Publié le par Edmée De Xhavée

Zingarelle.jpgFinalement, ce sont elles, mes belles petites flammes rroms, qui danseront sur la couverture de mon roman! La vue de la montagne Sainte-Victoire ne s'y trouvera que symboliquement dans le fond, discrète et pâle, et puis en médaillon au dos. Mais j'ai cédé à l'envie d'avoir une couverture très belle, très professionnelle. Et comme Jean-Pierre Ghys venait de m'envoyer le projet de celle que je lui avais demandée pour le second roman et qu'elle est... un rêve!, je n'ai pas hésité. Je lui ai donc envoyé ma bio, ma photo, l'introduction du roman, et la photo de la Sainte-Victoire. Et, juste au cas où, celle de ces deux petites Rroms. Et là, sa sensibilité lui a parlé, et il a su comment exprimer la chaleur, la lumière, le flamboyement de l'amour que moi, j'ai mis en mots. Et je l'avoue, j'en ai été bouleversée car je m'étais figée sur la montagne et ne voyais plus rien d'autre.

Alors que je vivais à Turin, en 1986 un camp de Rroms korakane (originaires de Serbie et musulmans) s'était installé à Borgaro Torinese, aux portes de la ville. Et parce que la population locale n'était pas exactement emballée, les autorités ont organisé une journée de rencontres.

J'avoue que j'ai toujours été attirée par les Tsiganes - après tout, ils sont un peu l'équivalent des Amérindiens dont on déplore tant la disparition et la mise en réserves des survivants - mais en même temps, je me tiens prudemment à l'écart. Quand je suis arrivée à Turin, il y en avait partout dans les rues. Surtout des femmes, avec un bébé dans les bras, psalmodiant: "Buona fortuna signora, buona fortuna", offrant une petite chiromancie standard et lucrative. Un jour de grande témérité je me suis laissée tenter. J'ai dû, pour commencer, mettre deux billets de 1.000 lires en croix dans la paume de ma main ouverte. D'un air navré ma Tsigane m'a annoncé que j'étais triste. Et que c'était parce que les morts me voulaient du mal. Mais ce n'était pas grave du tout car il suffisait que je lui confie ma bague en or et qu'elle irait la jeter dans un cimetière, après quoi tout rentrerait dans l'ordre. Tout en me décrivant son plan très ingénieux, elle tirait avec beaucoup de fermeté sur mon doigt pour le déplier et en faire glisser ladite bague, tandis que je le repliais avec autant de volonté pour ne pas avoir une bonne raison d'être vraiment triste! Ceci dit, je ne lui en ai pas vraiment voulu. D'autant plus que j'ai su garder ma bague. Elle m'a sifflé: "Tu cattiva donna!"

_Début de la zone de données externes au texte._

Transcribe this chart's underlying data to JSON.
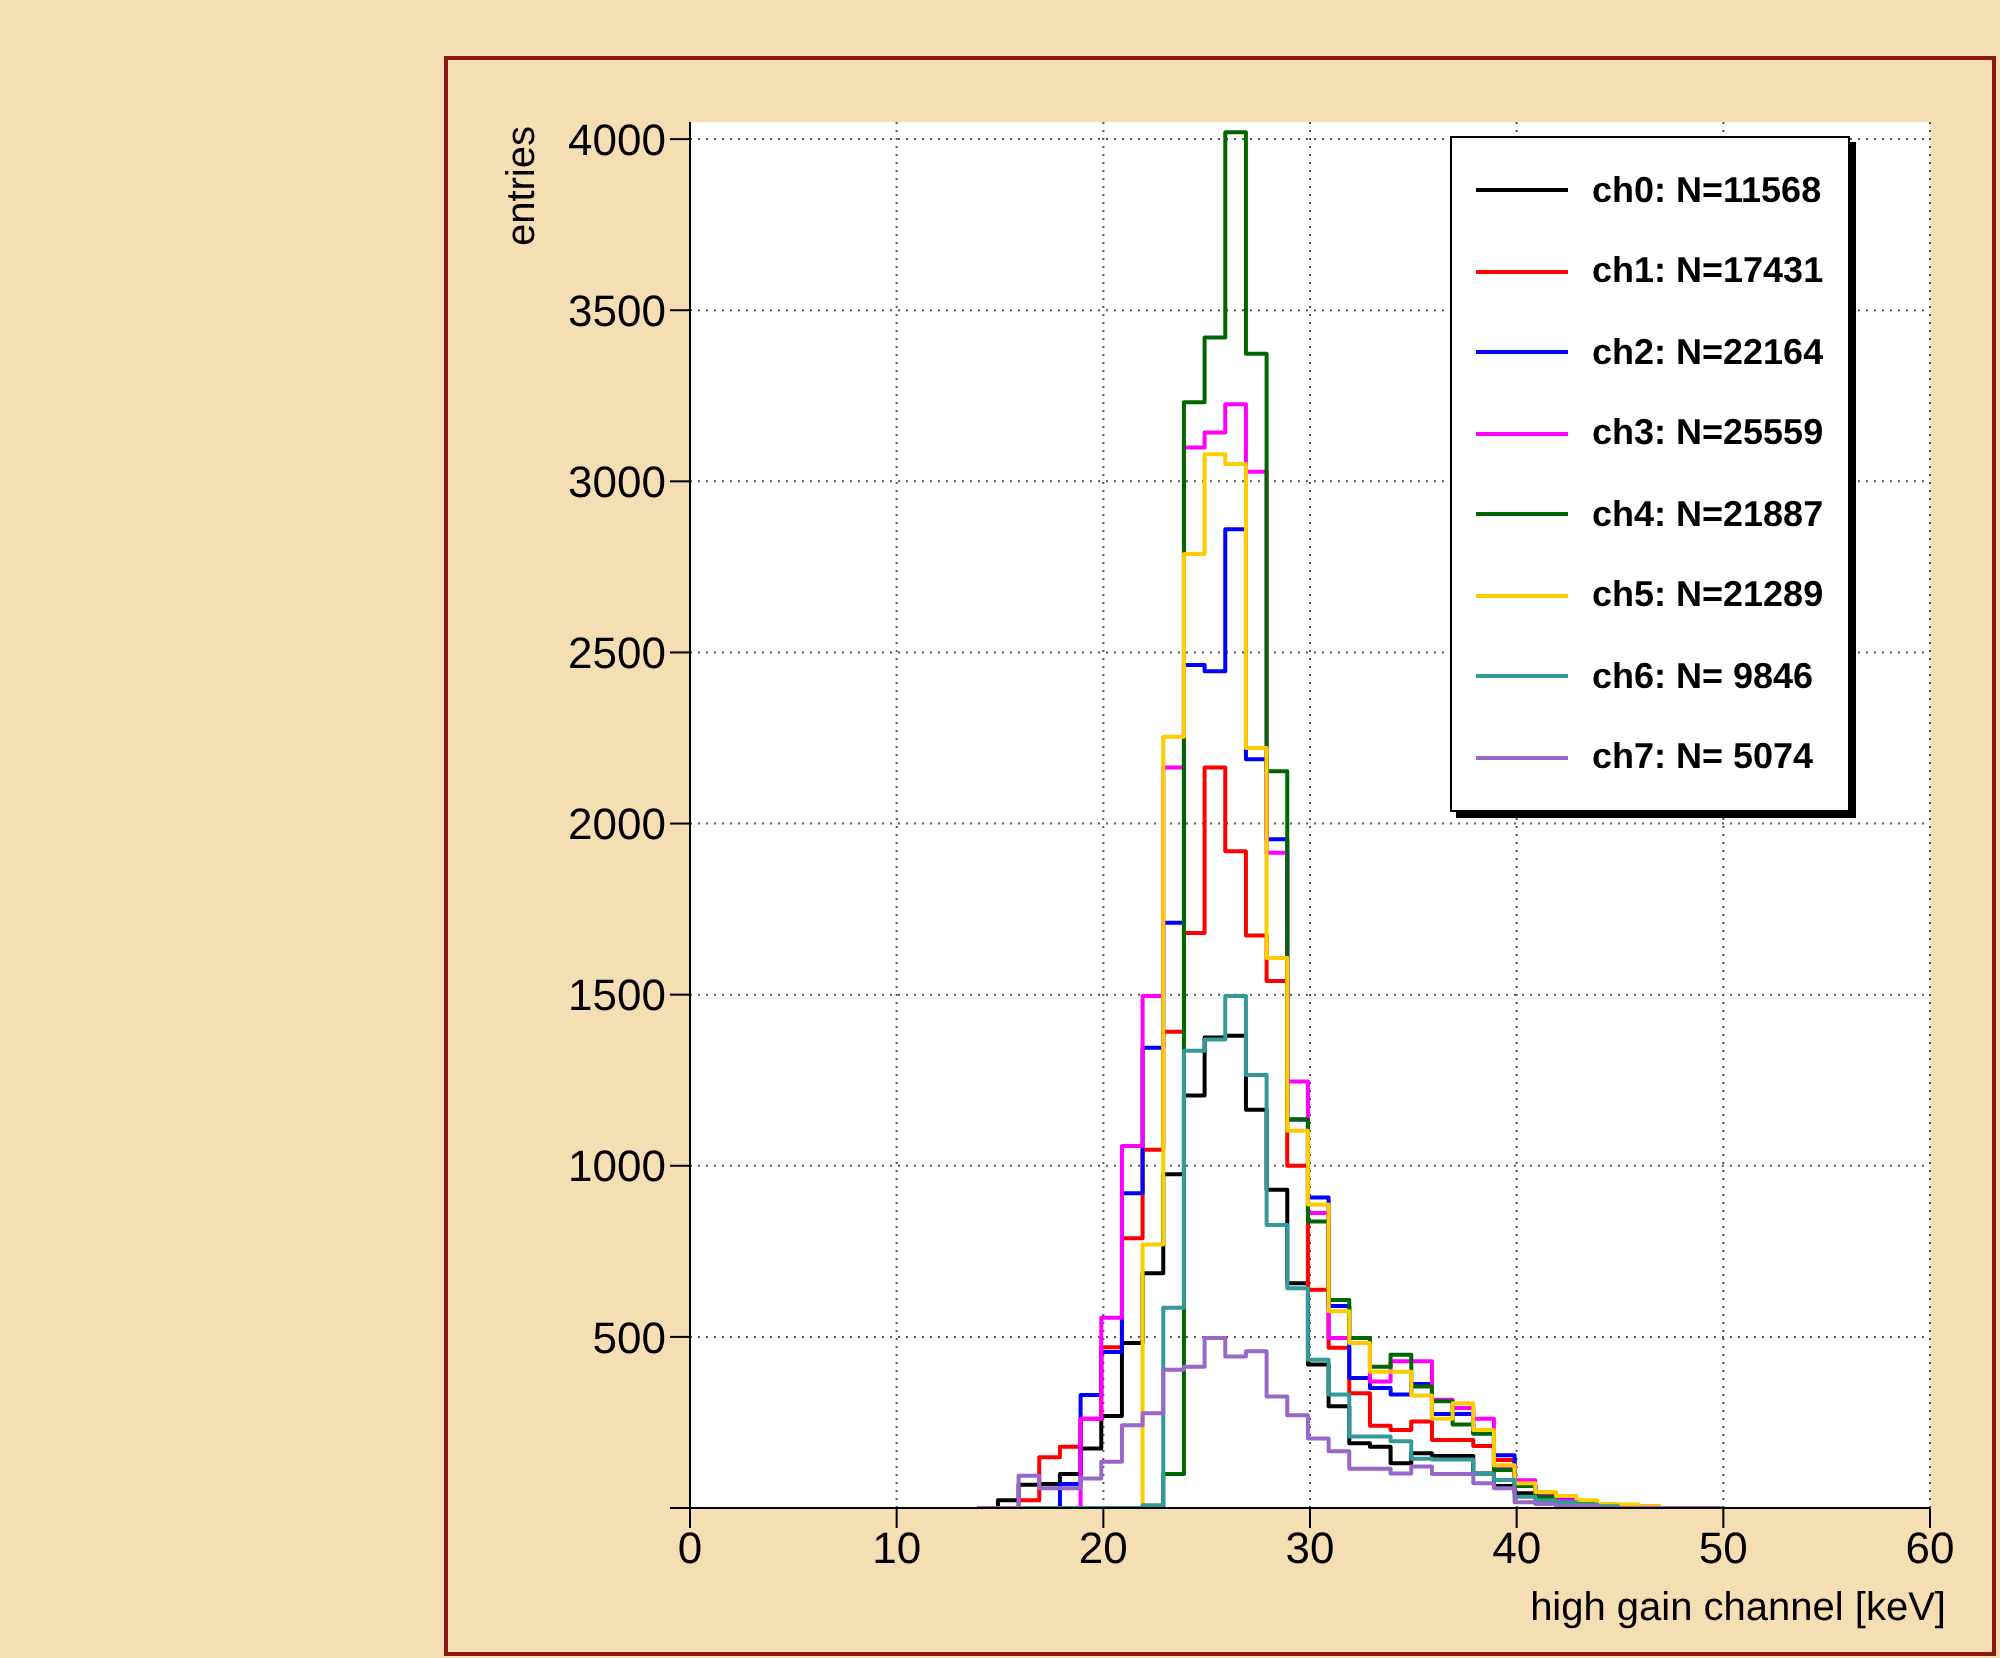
{
  "chart_data": {
    "type": "histogram",
    "xlabel": "high gain channel [keV]",
    "ylabel": "entries",
    "bins": [
      13.9,
      14.9,
      15.9,
      16.9,
      17.9,
      18.9,
      19.9,
      20.9,
      21.9,
      22.9,
      23.9,
      24.9,
      25.9,
      26.9,
      27.9,
      28.9,
      29.9,
      30.9,
      31.9,
      32.9,
      33.9,
      34.9,
      35.9,
      36.9,
      37.9,
      38.9,
      39.9,
      40.9,
      41.9,
      42.9,
      43.9,
      44.9,
      45.9,
      46.9,
      47.9,
      48.9,
      49.9
    ],
    "series": [
      {
        "name": "ch0: N=11568",
        "color": "#000000",
        "values": [
          0,
          23,
          68,
          70,
          99,
          174,
          269,
          482,
          686,
          975,
          1205,
          1375,
          1380,
          1164,
          930,
          657,
          419,
          297,
          189,
          179,
          131,
          160,
          152,
          152,
          101,
          64,
          43,
          33,
          23,
          12,
          5,
          5,
          0,
          0,
          0,
          0
        ]
      },
      {
        "name": "ch1: N=17431",
        "color": "#ff0000",
        "values": [
          0,
          0,
          23,
          148,
          179,
          261,
          470,
          788,
          1047,
          1392,
          1680,
          2164,
          1919,
          1673,
          1540,
          1000,
          638,
          468,
          335,
          240,
          228,
          253,
          199,
          199,
          181,
          140,
          64,
          41,
          20,
          10,
          5,
          0,
          0,
          0,
          0,
          0
        ]
      },
      {
        "name": "ch2: N=22164",
        "color": "#0000ff",
        "values": [
          0,
          0,
          0,
          0,
          70,
          330,
          456,
          920,
          1345,
          1710,
          2463,
          2445,
          2860,
          2188,
          1954,
          1135,
          907,
          590,
          380,
          351,
          332,
          362,
          275,
          275,
          218,
          154,
          64,
          41,
          25,
          15,
          5,
          5,
          0,
          0,
          0,
          0
        ]
      },
      {
        "name": "ch3: N=25559",
        "color": "#ff00ff",
        "values": [
          0,
          0,
          0,
          0,
          0,
          261,
          556,
          1058,
          1496,
          2164,
          3099,
          3143,
          3225,
          3028,
          1915,
          1246,
          862,
          497,
          497,
          370,
          429,
          429,
          316,
          292,
          261,
          121,
          81,
          43,
          23,
          12,
          5,
          5,
          5,
          0,
          0,
          0
        ]
      },
      {
        "name": "ch4: N=21887",
        "color": "#006600",
        "values": [
          0,
          0,
          0,
          0,
          0,
          0,
          0,
          0,
          0,
          99,
          3231,
          3420,
          4020,
          3373,
          2153,
          1135,
          837,
          608,
          497,
          413,
          448,
          355,
          312,
          244,
          218,
          111,
          64,
          33,
          15,
          12,
          5,
          5,
          0,
          0,
          0,
          0
        ]
      },
      {
        "name": "ch5: N=21289",
        "color": "#ffcc00",
        "values": [
          0,
          0,
          0,
          0,
          0,
          0,
          0,
          0,
          770,
          2254,
          2788,
          3079,
          3051,
          2221,
          1607,
          1102,
          887,
          575,
          482,
          398,
          398,
          329,
          261,
          306,
          228,
          125,
          72,
          47,
          35,
          23,
          12,
          10,
          5,
          0,
          0,
          0
        ]
      },
      {
        "name": "ch6: N= 9846",
        "color": "#339999",
        "values": [
          0,
          0,
          0,
          0,
          0,
          0,
          0,
          0,
          8,
          585,
          1336,
          1369,
          1496,
          1265,
          827,
          642,
          433,
          332,
          209,
          209,
          195,
          144,
          142,
          142,
          99,
          82,
          33,
          23,
          17,
          10,
          5,
          0,
          0,
          0,
          0,
          0
        ]
      },
      {
        "name": "ch7: N= 5074",
        "color": "#9966cc",
        "values": [
          0,
          0,
          94,
          58,
          58,
          86,
          135,
          242,
          277,
          404,
          413,
          497,
          443,
          458,
          326,
          271,
          203,
          166,
          115,
          115,
          101,
          121,
          99,
          99,
          72,
          58,
          17,
          12,
          5,
          5,
          0,
          0,
          0,
          0,
          0,
          0
        ]
      }
    ],
    "xlim": [
      0,
      60
    ],
    "xticks": [
      0,
      10,
      20,
      30,
      40,
      50,
      60
    ],
    "ylim": [
      0,
      4050
    ],
    "yticks": [
      {
        "value": 0,
        "label": null
      },
      500,
      1000,
      1500,
      2000,
      2500,
      3000,
      3500,
      4000
    ],
    "grid": true,
    "legend": "top right"
  }
}
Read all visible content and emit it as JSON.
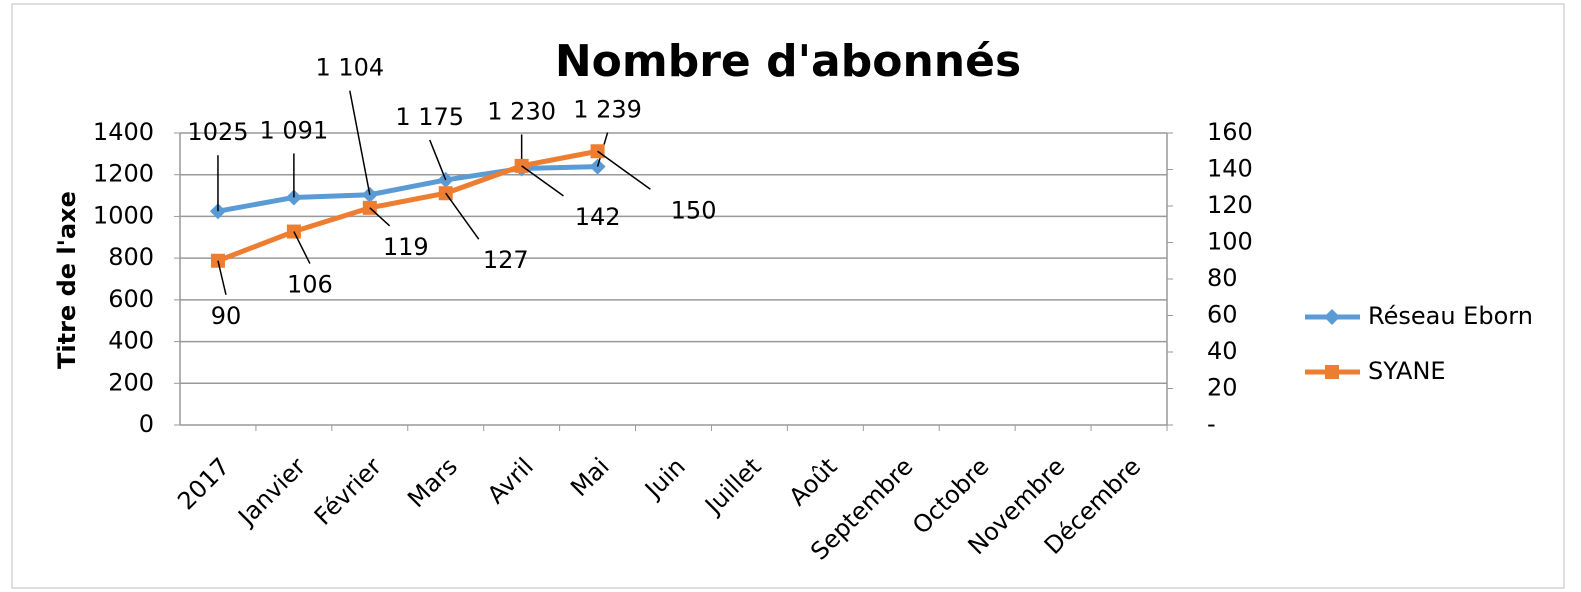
{
  "chart_data": {
    "type": "line",
    "title": "Nombre d'abonnés",
    "y_label": "Titre de l'axe",
    "categories": [
      "2017",
      "Janvier",
      "Février",
      "Mars",
      "Avril",
      "Mai",
      "Juin",
      "Juillet",
      "Août",
      "Septembre",
      "Octobre",
      "Novembre",
      "Décembre"
    ],
    "series": [
      {
        "name": "Réseau Eborn",
        "color": "#5b9bd5",
        "marker": "diamond",
        "values": [
          1025,
          1091,
          1104,
          1175,
          1230,
          1239,
          null,
          null,
          null,
          null,
          null,
          null,
          null
        ],
        "value_labels": [
          "1025",
          "1 091",
          "1 104",
          "1 175",
          "1 230",
          "1 239",
          null,
          null,
          null,
          null,
          null,
          null,
          null
        ]
      },
      {
        "name": "SYANE",
        "color": "#ed7d31",
        "marker": "square",
        "axis": "y2",
        "values": [
          90,
          106,
          119,
          127,
          142,
          150,
          null,
          null,
          null,
          null,
          null,
          null,
          null
        ]
      }
    ],
    "ylim": [
      0,
      1400
    ],
    "yticks": [
      0,
      200,
      400,
      600,
      800,
      1000,
      1200,
      1400
    ],
    "y2lim": [
      0,
      160
    ],
    "y2ticks": [
      {
        "value": 0,
        "label": "-"
      },
      20,
      40,
      60,
      80,
      100,
      120,
      140,
      160
    ],
    "grid": true,
    "legend": "right"
  }
}
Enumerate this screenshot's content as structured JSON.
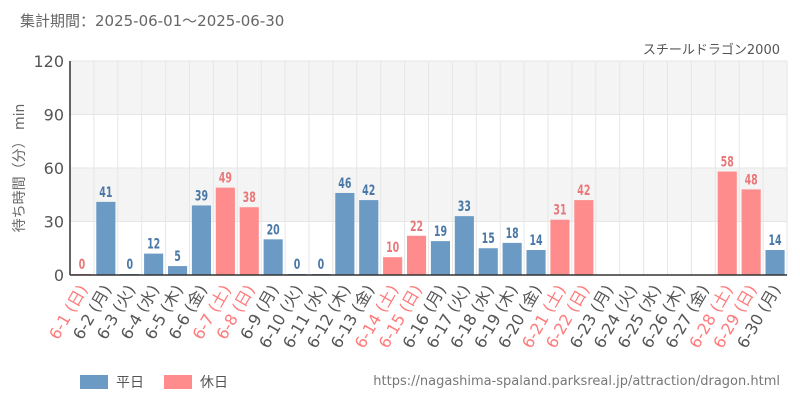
{
  "header": {
    "period": "集計期間：2025-06-01～2025-06-30"
  },
  "colors": {
    "weekday": "#6b9ac4",
    "holiday": "#ff8c8c",
    "weekday_label": "#4a78a6",
    "holiday_label": "#e8787a",
    "weekday_tick": "#555555",
    "holiday_tick": "#ff7a7a",
    "grid": "#e6e6e6",
    "band": "#f4f4f4"
  },
  "legend": {
    "weekday": "平日",
    "holiday": "休日"
  },
  "footer": {
    "url": "https://nagashima-spaland.parksreal.jp/attraction/dragon.html"
  },
  "chart_data": {
    "type": "bar",
    "title": "スチールドラゴン2000",
    "ylabel": "待ち時間（分） min",
    "ylim": [
      0,
      120
    ],
    "yticks": [
      0,
      30,
      60,
      90,
      120
    ],
    "grid": true,
    "legend_position": "bottom-left",
    "categories": [
      "6-1 (日)",
      "6-2 (月)",
      "6-3 (火)",
      "6-4 (水)",
      "6-5 (木)",
      "6-6 (金)",
      "6-7 (土)",
      "6-8 (日)",
      "6-9 (月)",
      "6-10 (火)",
      "6-11 (水)",
      "6-12 (木)",
      "6-13 (金)",
      "6-14 (土)",
      "6-15 (日)",
      "6-16 (月)",
      "6-17 (火)",
      "6-18 (水)",
      "6-19 (木)",
      "6-20 (金)",
      "6-21 (土)",
      "6-22 (日)",
      "6-23 (月)",
      "6-24 (火)",
      "6-25 (水)",
      "6-26 (木)",
      "6-27 (金)",
      "6-28 (土)",
      "6-29 (日)",
      "6-30 (月)"
    ],
    "series": [
      {
        "name": "平日",
        "values": [
          null,
          41,
          0,
          12,
          5,
          39,
          null,
          null,
          20,
          0,
          0,
          46,
          42,
          null,
          null,
          19,
          33,
          15,
          18,
          14,
          null,
          null,
          null,
          null,
          null,
          null,
          null,
          null,
          null,
          14
        ]
      },
      {
        "name": "休日",
        "values": [
          0,
          null,
          null,
          null,
          null,
          null,
          49,
          38,
          null,
          null,
          null,
          null,
          null,
          10,
          22,
          null,
          null,
          null,
          null,
          null,
          31,
          42,
          null,
          null,
          null,
          null,
          null,
          58,
          48,
          null
        ]
      }
    ]
  }
}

Je ne les connais pas bien, ne les comprends pas du tout, les crains parfois. Mais ce sont des tribus d'hommes et de femmes libres et quelque part, ça me fait les admirer. J'en ai approchés certains. J'ai même dansé avec un très beau Rrom en chemise de satin lilas à cette fête de Borgaro Torinese! Il y avait, à Aix en Provence un Gitan, que dans le plus grand secret de mon coeur, je surnommais "Oeil de poule". Un de ses yeux avait la paupière inférieure qui restait à mi-chemin, comme chez une poule. Avec son petit groupe il venait chanter le soir dans un restaurant estudiantin dont j'étais la cliente assidue, et comme il avait remarqué que j'aimais ce morceau, il me souriait gentiment en chantant "Amor, amor, amor...". Il ne draguait pas, il ne faisait que partager du bonheur avec moi. Nous venions de deux mondes étranges l'un pour l'autre, mais pendant qu'il chantait, on était dans le même. Il y a eu aussi un épisode désagréable dans la vieille ville de  Carcassone au cours duquel de jeune Gitans nous ont encerclés, mon compagnon et moi, pointant leurs couteaux. Leur raison: ils avaient mal interprété un hommage bruyant que mon compagnon avait fait à Sara la noire et se croyaient insultés. Et surtout, ils étaient très saouls. Pas drôle. Mais nous avons été sauvés par notre ami Irlandais, Peadar, accompagné d'Hyppolite, le chef de leur tribu. Avec calme, autorité, et sans menace aucune. Hyppolite était très gentil et doux. Et en dehors d'être le chef de la tribu, il ramassait les ordures, accroché à l'arrière du camion qui traversait la ville au lever du soleil.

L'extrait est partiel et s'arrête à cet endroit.